In this case, determining the answer to the question “which two states are closest together?” is much more difficult. But it’s clear that one wants two small states which border each other; my guess is Connecticut-Rhode Island.
That’d be my guess, too. When I started trying to write down an integral for this notion of closeness, I accidentally started with the symmetric version you mention here.
I haven’t done much with metrics and measure in a long time and nothing beyond undergraduate-level metrics at all. I am interested in toying with them now though to see what breaks if any of the requirements are violated. I know some of the things that go wrong if the triangle inequality doesn’t hold. But, I never messed with symmetry before.

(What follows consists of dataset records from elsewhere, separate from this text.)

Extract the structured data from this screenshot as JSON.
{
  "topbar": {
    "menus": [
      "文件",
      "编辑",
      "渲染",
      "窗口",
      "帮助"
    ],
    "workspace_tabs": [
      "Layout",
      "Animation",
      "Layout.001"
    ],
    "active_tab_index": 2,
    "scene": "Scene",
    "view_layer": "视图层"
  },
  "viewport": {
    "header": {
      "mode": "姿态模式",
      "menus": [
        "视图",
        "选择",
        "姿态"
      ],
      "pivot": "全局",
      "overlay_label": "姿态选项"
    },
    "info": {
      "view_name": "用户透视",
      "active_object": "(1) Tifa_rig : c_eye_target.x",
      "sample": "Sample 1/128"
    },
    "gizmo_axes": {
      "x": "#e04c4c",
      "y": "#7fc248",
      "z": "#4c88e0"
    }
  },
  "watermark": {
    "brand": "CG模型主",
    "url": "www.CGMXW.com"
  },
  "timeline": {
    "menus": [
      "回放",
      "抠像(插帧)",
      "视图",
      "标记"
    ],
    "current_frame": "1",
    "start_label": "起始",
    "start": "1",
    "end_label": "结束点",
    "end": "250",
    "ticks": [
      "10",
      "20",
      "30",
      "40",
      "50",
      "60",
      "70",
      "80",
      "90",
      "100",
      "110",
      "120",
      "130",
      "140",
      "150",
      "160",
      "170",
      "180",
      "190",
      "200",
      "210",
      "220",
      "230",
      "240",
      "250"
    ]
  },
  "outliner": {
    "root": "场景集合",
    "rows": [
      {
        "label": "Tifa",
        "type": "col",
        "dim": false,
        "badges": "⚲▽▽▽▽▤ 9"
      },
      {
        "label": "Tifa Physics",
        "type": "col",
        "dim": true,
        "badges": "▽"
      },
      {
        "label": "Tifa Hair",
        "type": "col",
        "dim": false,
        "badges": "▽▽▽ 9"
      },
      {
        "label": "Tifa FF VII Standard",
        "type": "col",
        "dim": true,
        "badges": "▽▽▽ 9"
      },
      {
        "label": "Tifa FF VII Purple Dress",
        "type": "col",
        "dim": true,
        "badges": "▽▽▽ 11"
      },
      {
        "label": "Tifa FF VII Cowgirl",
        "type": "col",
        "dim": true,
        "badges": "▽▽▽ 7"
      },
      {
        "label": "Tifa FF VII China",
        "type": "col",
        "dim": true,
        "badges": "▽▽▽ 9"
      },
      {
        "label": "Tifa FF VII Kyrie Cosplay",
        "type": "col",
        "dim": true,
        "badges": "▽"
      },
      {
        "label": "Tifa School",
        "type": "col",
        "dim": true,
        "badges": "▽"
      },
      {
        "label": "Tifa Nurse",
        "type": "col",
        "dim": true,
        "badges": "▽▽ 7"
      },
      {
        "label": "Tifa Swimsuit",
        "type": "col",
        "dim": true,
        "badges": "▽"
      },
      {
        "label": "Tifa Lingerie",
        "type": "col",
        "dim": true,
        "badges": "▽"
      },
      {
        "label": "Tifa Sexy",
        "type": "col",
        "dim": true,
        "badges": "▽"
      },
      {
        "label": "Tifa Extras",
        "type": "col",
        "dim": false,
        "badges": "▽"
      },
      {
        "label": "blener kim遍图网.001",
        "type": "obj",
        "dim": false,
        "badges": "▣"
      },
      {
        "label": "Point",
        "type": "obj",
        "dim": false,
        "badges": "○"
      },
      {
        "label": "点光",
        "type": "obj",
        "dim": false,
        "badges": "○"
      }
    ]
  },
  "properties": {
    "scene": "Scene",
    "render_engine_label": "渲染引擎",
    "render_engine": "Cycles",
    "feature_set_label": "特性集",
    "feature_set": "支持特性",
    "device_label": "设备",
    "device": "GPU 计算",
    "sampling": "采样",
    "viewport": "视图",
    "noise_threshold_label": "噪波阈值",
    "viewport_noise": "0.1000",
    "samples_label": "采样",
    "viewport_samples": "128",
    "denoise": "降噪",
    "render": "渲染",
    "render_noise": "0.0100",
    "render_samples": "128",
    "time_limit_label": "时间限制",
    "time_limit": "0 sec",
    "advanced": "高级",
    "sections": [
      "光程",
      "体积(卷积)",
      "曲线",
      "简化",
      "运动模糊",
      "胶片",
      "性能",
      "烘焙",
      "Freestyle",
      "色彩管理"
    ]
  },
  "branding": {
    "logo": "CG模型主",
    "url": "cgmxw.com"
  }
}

If you’re allowing random points in the starting state, why restrict to the nearest point in the ending state? Why not take the average distance from a random point in the starting state to a random point in the ending state?
This has two advantages. First, the resulting function is symmetric. Second, the integrals should be easier to set up and work out.
I’m not sure, but a first guess would be that this works out to be controlled by the distances between the centroids. Obvious problems with that would be extremely nonconvex states, but I don’t think we have any that are that bad.
Yes… I accidentally did set up the integral incorrectly at first to answer the random-point to random-point question. It does work out to be the distance between centroids. As such, it’s not terribly tough to calculate. But, I’m liking the idea of toying with non-symmetric distance.